Twelve of the other 16 states with scholarship tax credit programs have Blaine Amendments in their state constitutions, and while the language of each amendment varies, nothing about Montana’s is facially unique from, or more restrictive than, those in other states. That makes the Department’s position somewhat surprising. A district court evidently thought so as well, holding that the Department “misinterpreted the intent of the legislation” and misunderstood the scope of the constitutional prohibition.

Fundamentally, the point at issue is whether tax credits constitute a state appropriation. They are certainly a tax expenditure: the state brings in less revenue than it would absent the credit. This would not, however, generally be understood as an appropriation; in fact, in a somewhat similar case, the U.S. Supreme Court rejected the notion that a scholarship tax credit in Arizona constituted an appropriation.
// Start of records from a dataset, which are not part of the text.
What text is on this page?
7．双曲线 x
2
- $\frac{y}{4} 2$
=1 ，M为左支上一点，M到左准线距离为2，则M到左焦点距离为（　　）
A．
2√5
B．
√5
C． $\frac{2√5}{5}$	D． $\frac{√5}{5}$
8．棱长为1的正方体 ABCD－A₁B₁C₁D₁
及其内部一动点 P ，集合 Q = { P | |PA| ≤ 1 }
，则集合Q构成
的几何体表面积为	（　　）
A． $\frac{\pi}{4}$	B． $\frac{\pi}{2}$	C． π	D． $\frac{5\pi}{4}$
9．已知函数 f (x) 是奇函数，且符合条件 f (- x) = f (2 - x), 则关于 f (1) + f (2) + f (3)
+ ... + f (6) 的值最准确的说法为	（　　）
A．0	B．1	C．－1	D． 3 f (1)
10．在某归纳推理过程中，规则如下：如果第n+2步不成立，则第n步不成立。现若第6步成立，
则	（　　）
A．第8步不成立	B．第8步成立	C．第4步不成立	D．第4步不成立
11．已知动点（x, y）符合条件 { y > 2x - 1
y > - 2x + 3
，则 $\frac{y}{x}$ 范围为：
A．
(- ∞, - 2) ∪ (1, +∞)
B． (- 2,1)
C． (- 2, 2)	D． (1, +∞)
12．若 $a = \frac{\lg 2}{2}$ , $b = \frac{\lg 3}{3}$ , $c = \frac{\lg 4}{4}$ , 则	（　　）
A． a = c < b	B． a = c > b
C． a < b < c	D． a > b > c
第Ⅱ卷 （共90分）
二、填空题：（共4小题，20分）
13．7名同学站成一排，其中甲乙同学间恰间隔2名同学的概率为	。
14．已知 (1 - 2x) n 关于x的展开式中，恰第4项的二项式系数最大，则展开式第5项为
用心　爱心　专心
In the present Montana case, the district court, citing extensive state case law, affirmed that “‘appropriation’ refers only to the authority given to the Legislature to expend money from the state treasury.”

This is an important distinction. When a state elects not to include groceries in its sales tax base, to take one example, it is not voting an appropriation of funds to grocers or consumers, even if the practical upshot of the exemption is to redistribute money in those directions. The Department of Revenue contends that the credits constitute an “indirect payment” to religious schools, but that’s not a position that has found favor with any courts currently, and it’s one that could have sweeping ramifications for setting tax bases.

The state legislature polled its members—a nonbinding parliamentary procedure designed to produce statements of legislative intent when bills are litigated—and the majority asserted their belief that the Department’s rule was “contrary to the intent of the legislation.” The Department, however, continues to maintain that it is constitutionally prohibited from implementing the legislation in full, and plans to appeal the ruling. A decision in the Department’s favor could implicate far more than just the state’s scholarship tax credits, and thus bears watching—though it seems unlikely that the Department will prevail.